I should be so protected, in a culture where genuine morality is intact and individual rights are equally applied. So should Bill Gates, and any other American citizen. However popular the unconstitutional notion of a “wealth tax” may become, it will never be anything more or less than a morally depraved and evil proposition which can only serve to erode Americans’ property rights.

08 October, 2019

Median Incomes Surge under Trump

But wait, I thought tax cuts and Trump's handling of the economy were harmful to everyone but the very wealthy.

Might have to re-think that...

Democrats are wrong. Middle-class incomes surging – thanks to Trump policies
By Steve Moore | Fox News

The latest Census Bureau Current Population Survey data now show that middle-class incomes, after adjusting for inflation, have surged by $5,003 since Donald Trump became president in January 2017. Median household income has now reached $65,976 – an all-time high and up more than 8 percent in 2019 dollars under the Trump presidency.

This data was compiled by the statisticians at Sentier Research, an economic research group whose founders have more than 30 years of experience at the Census Bureau in analyzing the monthly income numbers.




I reported last week in the Wall Street Journal that real median family income had soared by $4,146 under Trump through July 2019. The just-released August numbers from Sentier show a huge monthly gain of $857 in income per household.

These numbers contrast sharply with the 16 years prior to Trump’s presidency. In the eight years that George W. Bush was president, median income barely showed any gain, up just $401 thanks to the deep recession of 2008.

In the seven and a half years that Barack Obama was president, and not including the end of the recession, which Obama inherited, incomes inched up by $1,043 (June 2009 – January 2019). This means that in the 16 years before the Trump presidency, incomes rose by about $1,500 while in less than three years middle incomes have risen three times faster.



The contrast is even sharper when measured on a monthy basis. The monthly rise in incomes under Bush was $4. That number was $11 under Obama and $161 under Trump.

These income numbers are PRE-TAX, so they do NOT include the impact of the Trump tax cut. The Heritage Foundation estimates that the average household has saved $1,400 a year on their federal taxes from the 2017 Trump tax cut. This means many working-class families now have a $6,000 higher after-tax, and after-inflation paycheck today.

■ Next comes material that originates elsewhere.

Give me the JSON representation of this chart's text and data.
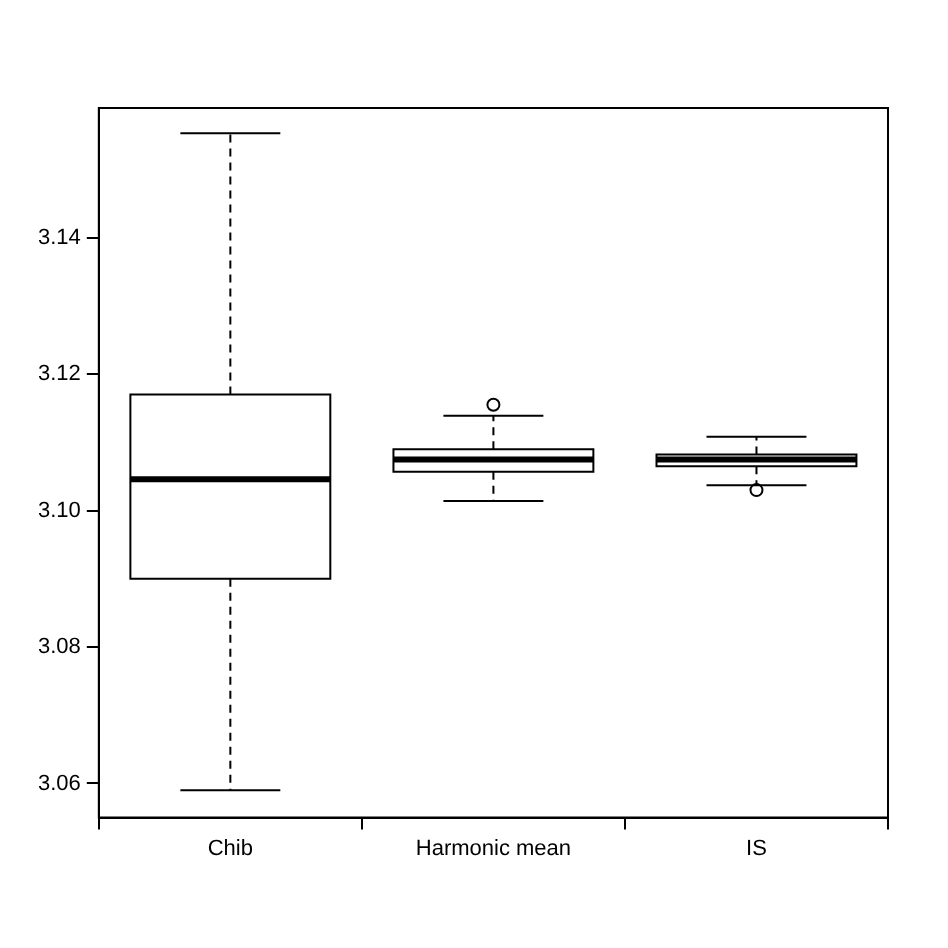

These surges in income, especially in the last several months, have occurred at exactly the time when many liberal economists and media talking heads were shouting “recession.” In reality middle-class families were enjoying a near-unprecedented income windfall and “the gains in income levels in recent months,” Sentier reports, “have been accelerating.“


These surges in income, especially in the last several months, have occurred at exactly the time when many liberal economists and media talking heads were shouting “recession.”

These higher wage and salary incomes are no doubt related to the very tight labor market, which has given workers new bargaining power to ask for higher pay. Today there are more than seven million unfilled jobs in America – the highest number of surplus jobs in American history.

These latest income numbers also squarely contradict the claims by Democratic presidential candidates, such as former Vice President Joe Biden and Sens. Elizabeth Warren and Bernie Sanders, who claim that all the gains from the Trump economy have gone to the rich and large corporations. Warren claimed earlier this year that workers had to work "two or three or four jobs" just to keep their incomes from falling.

No, this has been one of the biggest middle-class success stories in modern times, and it is a testament to the success of the Trump tax, regulatory and energy policies.